The fact is, when men carry the same ideals in their hearts, nothing can isolate them – neither prison walls nor the sod of cemeteries. For a single memory, a single spirit, a single idea, a single conscience, a single dignity will sustain them all.

It’s a brave, moral condemnation of tyranny and a clinic on mocking bravado, as Fidel begs the judges to find him guilty. “Condemn me, it doesn’t matter,” he says before the famous four words–it doesn’t matter, he has already explained, firstly because the judges are irrelevant: I forgive you, you innocent flunkies of a despot, he tells them. Secondly, and most importantly, it doesn’t matter because he is guilty: yes, he did aim to overthrow an unjust tyranny, through means declared illegal by that same tyrant. In every legal sense, he is guilty as charged.

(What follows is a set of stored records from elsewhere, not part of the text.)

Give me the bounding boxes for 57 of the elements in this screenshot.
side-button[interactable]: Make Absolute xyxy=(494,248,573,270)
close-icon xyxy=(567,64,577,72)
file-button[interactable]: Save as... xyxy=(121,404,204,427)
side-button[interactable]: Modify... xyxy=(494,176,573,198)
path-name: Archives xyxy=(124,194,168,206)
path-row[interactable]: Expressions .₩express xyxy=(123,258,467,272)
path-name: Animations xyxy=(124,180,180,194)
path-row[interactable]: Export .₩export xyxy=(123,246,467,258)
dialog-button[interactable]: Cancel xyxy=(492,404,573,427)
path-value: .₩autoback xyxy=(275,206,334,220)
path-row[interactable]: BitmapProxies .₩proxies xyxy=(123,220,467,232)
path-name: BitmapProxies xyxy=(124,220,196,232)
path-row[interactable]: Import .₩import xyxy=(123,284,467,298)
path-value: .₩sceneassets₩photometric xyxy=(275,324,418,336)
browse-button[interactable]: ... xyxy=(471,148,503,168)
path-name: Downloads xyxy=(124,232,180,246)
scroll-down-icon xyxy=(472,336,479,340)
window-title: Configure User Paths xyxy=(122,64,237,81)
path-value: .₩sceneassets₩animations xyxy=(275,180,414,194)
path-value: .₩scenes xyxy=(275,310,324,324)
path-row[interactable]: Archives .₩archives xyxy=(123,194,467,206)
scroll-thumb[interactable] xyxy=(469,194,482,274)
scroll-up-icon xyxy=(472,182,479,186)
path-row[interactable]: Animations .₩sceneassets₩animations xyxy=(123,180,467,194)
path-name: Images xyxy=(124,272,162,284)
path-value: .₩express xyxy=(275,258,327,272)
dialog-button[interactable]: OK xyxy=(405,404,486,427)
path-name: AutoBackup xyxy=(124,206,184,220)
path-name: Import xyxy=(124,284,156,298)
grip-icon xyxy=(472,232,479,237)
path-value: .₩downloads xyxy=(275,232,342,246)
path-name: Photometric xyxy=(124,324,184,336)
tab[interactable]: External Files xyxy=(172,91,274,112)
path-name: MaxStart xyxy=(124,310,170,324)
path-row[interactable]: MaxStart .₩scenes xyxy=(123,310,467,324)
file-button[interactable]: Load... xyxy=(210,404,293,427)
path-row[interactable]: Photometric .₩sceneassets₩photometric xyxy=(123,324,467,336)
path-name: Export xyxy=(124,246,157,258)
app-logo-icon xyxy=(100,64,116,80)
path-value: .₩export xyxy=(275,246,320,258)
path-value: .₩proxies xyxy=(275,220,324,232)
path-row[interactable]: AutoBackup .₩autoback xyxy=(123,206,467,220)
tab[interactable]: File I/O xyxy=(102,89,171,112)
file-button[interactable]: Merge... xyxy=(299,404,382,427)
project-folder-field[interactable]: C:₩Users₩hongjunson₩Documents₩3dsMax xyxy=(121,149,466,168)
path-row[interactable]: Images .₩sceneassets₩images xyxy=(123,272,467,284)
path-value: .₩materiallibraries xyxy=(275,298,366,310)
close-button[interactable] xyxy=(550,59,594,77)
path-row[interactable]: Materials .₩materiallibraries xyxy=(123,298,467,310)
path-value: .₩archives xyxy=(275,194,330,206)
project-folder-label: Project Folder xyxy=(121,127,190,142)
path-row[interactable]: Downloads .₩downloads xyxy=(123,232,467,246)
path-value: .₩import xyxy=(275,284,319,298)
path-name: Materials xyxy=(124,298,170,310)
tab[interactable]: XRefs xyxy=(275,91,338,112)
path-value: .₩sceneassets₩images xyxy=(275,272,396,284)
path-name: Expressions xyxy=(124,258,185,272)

I come to the close of my defense plea but I will not end it as lawyers usually do, asking that the accused be freed. I cannot ask freedom for myself while my comrades are already suffering in the ignominious prison of the Isle of Pines. Send me there to join them and to share their fate. It is understandable that honest men should be dead or in prison in a Republic where the President is a criminal and a thief.

As he approaches the final lines, Castro captures a sense of history as an impersonal but malleable force. Whether Fidel was a Marxist yet or not, “history will absolve me” reflects a historical materialist view of history as a force made by men, but not in circumstances of their own choosing. And yet this materialist view of history redounds to the man himself. Because he lived and held power so much longer, Fidel has been better served by a voluntarist view of historical and revolutionary transformation than his old comrade Che Guevara. But it’s worth remembering the dangers of this fetish for decisive leadership–Guevara’s sad fate is one example of where it can lead, but the masculinist celebration of the determined will, the loudest voice, the visionary is another legacy.

la-fuente-ca-1980
Raúl Corrales, “La Fuente”

In any case, as Grandin writes, it is Castro’s outsized personality, his longevity, and his own sense of the importance of the leader in history that raises the question of his absolution or condemnation. But if we take the materialist view seriously, “history” is grander than any mortal life, and any ruling it hands down will not be timely.

My ambivalence, I hope, isn’t a liberal perch on the fence. It’s not meant that way, anyhow. But I do like to admit what and when I don’t know. Even if it is apocryphal, Zhou Enlai’s reputed answer to a foreign journalist‘s inquiry on the legacy of the French Revolution seems apt. Will history absolve Fidel Castro? “It’s too early to tell.”